Окинув взглядом стены кабинета, Куртеев стал разглядывать рекламные постеры «Макарены». Медленно и напряженно, словно готовясь к прыжку, Истасов затягивался сигареткой и следил за каждым движением гостя. Больше всего, по мнению Бориса Борисовича, странного гостя заинтересовал плакат компании, на котором был изображен гомосексуального вида лох, ряженный в костюм Остапа Бендера. Лох Бендер с лицом испытывающего первый оргазм мальчика держал руки полусогнутыми, и с рук этих слетала ряженная под мадам Грицацуеву, лесбиянского вида матрена. За спиной странной парочки, то бишь на втором плане, виднелись заваленные товаром и уходящие вдаль, километра этак на три, полки, а надпись сверху гласила: БЕСПРЕЦЕДЕНТНЫЕ СКИДКИ!
Это было знакомо.
Рекламная фирма, которой была отдана на откуп акция продвижения магазинов «Улица», понимала оригинальность рекламного хода именно таким образом. Улыбку Куртеева Истасов сразу понял неправильно, впрочем, ему было наплевать на это, его интересовала причина визита молодого человека. Наглядевшись вдосталь, Тихон удовлетворенно перевел взгляд на президента.
— Трудности с поставщиками, верно?
— Причина такого предположения? — прищурился Истасов.
— Процесс бросания мужчиной полураздетой и уже готовой ко всему женщины на пол при виде полок с продуктами оставляет неоднозначное впечатление. На такой поступок способен только очень голодный мужчина. Либо сытый, но больной на голову. Либо педераст. Таким образом, ваши плакаты, развешанные по всему городу, призывают посещать ваши магазины либо голубых, либо дебилов, либо тех, кто наголодался до того, что ему уже все равно, какой магазин попался на дороге первым. А женщинам в вашем магазине делать нечего. Их там обязательно кинут.
Истасов откинулся на спинку кресла и посмотрел на Куртеева, лениво кусающего фильтр и щурящегося от дыма, уже с другим интересом.
— А при чем здесь трудности с поставщиками?

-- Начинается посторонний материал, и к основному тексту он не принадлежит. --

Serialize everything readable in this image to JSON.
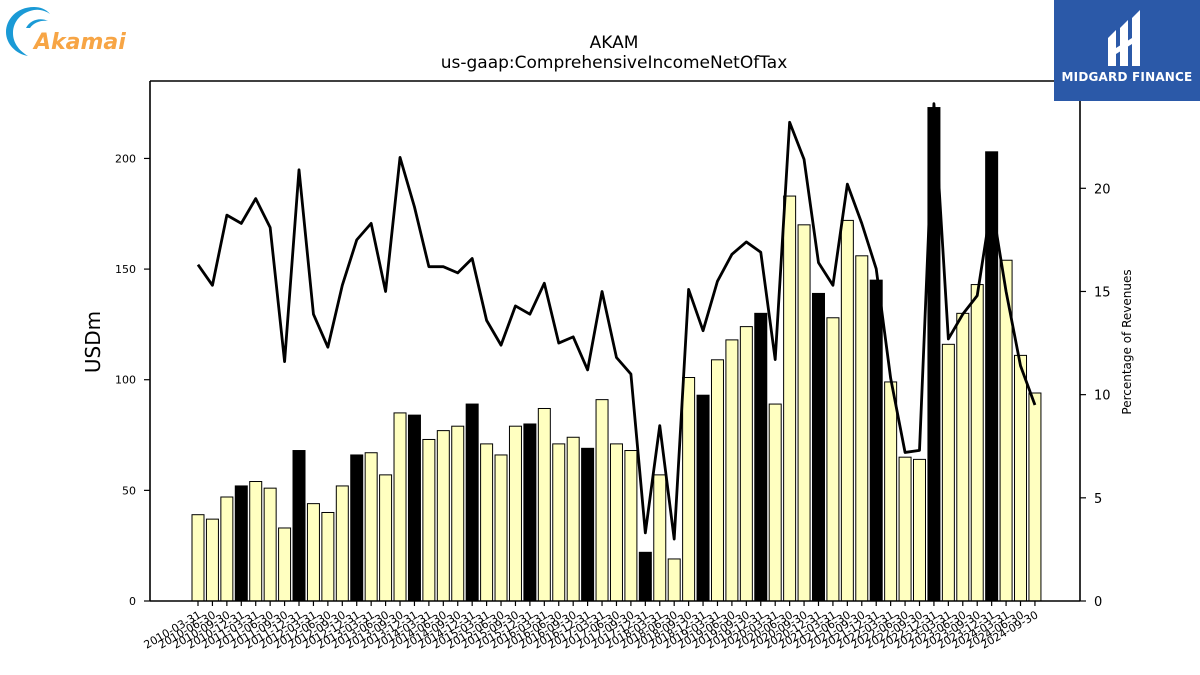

— Начнем не с поставщиков, а с фирмы, которая вас рекламирует. Это тоже ваш партнер. Они не слишком высокого мнения о вас, если вашей рекламой занимается их уборщица. О моральной стороне дела мы уже поговорили, теперь посмотрим на техническое исполнение. «Беспрецедентные скидки» — на что? На все? Тогда это не скидки, а четкое указание на жадность президента компании, который, открывая магазин, завысил цены до такого потолка, что теперь, чтобы не провалиться, вынужден идти на поводу покупателя и их опускать. Все знают, что скидки — лохотрон для клиента. Но нельзя же заявлять об этом клиенту с порога! И с какого, извините, хрена понадобилось вдруг беспрецедентно скидывать цены в продуктовом магазине? Не потому ли, что хозяин по дешевке сбывает скупленную «просрочку»? Вы платите за рекламу, чтобы обратить на себя внимание. И немалые, я понимаю, деньги. Однако PR-акция проводится так, словно рекламиста тошнит при виде вас. — Закинув ногу на ногу, Куртеев и вовсе лег в кресло. Если бы не постоянные мысли о Вике, он заснул бы на полуслове, как Жеглов, рассказывающий Шарапову пять своих правил. — Все это видят, в том числе и ваши поставщики, так почему же, спрашивается, они не будут поступать с вами так же?